Tomographic Reconstruction of Water Vapor Density Fields From the Integration of GNSS Observations and Fengyun-4A Products

The potential of precipitable water vapor (PWV) maps retrieved by remote sensing satellites can address the geometry defect of global navigation satellite system (GNSS) observations in tropospheric tomography. The second-generation geostationary meteorological satellite Fengyun-4A (FY-4A) of China can provide PWV products with high spatial (4 km) and temporal (15 min) resolutions. This article presents the first study on water vapor tomography by integrating GNSS measurements and FY-4A products using the node-based parameterized method. Layer PWV (LPW) products of FY-4A instead of the total PWV are adopted, which can increase the rank of the tomographic equation significantly. The integrated tomography model is validated with observational data collected over the three-month period of June to August 2020 from 124 GNSS stations in Hunan province, China.

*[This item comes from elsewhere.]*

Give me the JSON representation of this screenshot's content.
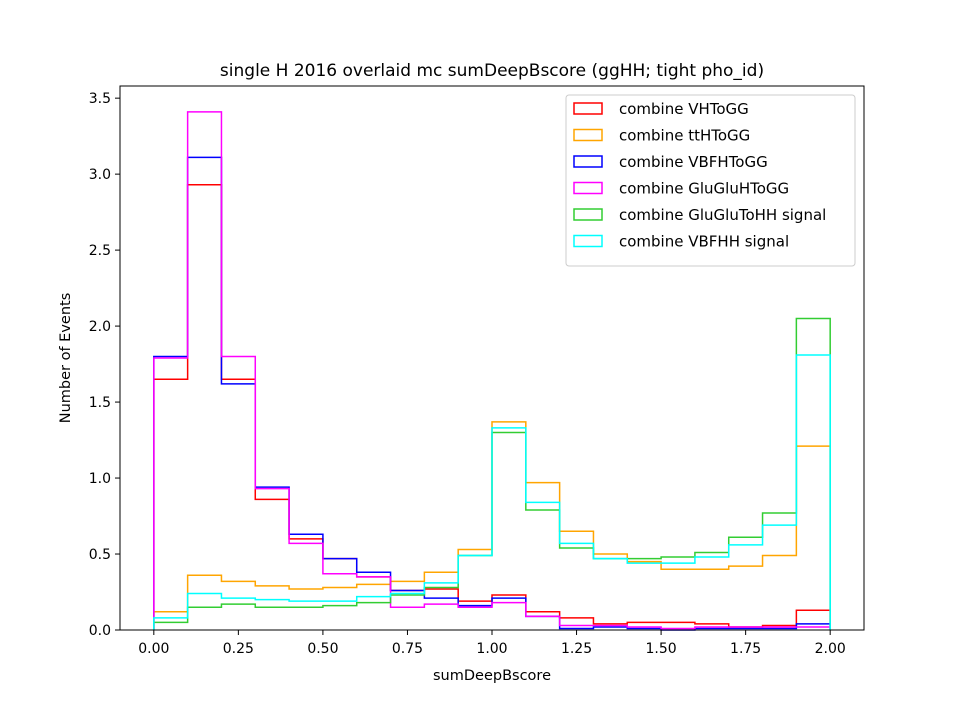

Assessments using radiosonde and European Centre for Medium-Range Weather Forecasts ReAnalysis 5 (ERA5) data demonstrate the better performance of the integrated model against the traditional model using GNSS data alone. In the assessment with radiosonde profiles, the integrated model improves the tomographic solutions upon the traditional model by 40.58% and 36.33% for 30- and 15-min resolutions, respectively. Root mean square errors (RMSEs) of density differences between ERA5 and the integrated model vary from 1.24 to 2.82 g/m(3) throughout the study area. RMSEs vertically decrease from similar to 5 g/m(3) at the bottom to similar to 0.5 g/m(3) at the top layer of about 10 km. This work demonstrates the benefit of high-quality FY-4A products to GNSS tomography because they can effectively mitigate the ill-posed problem of inverse process.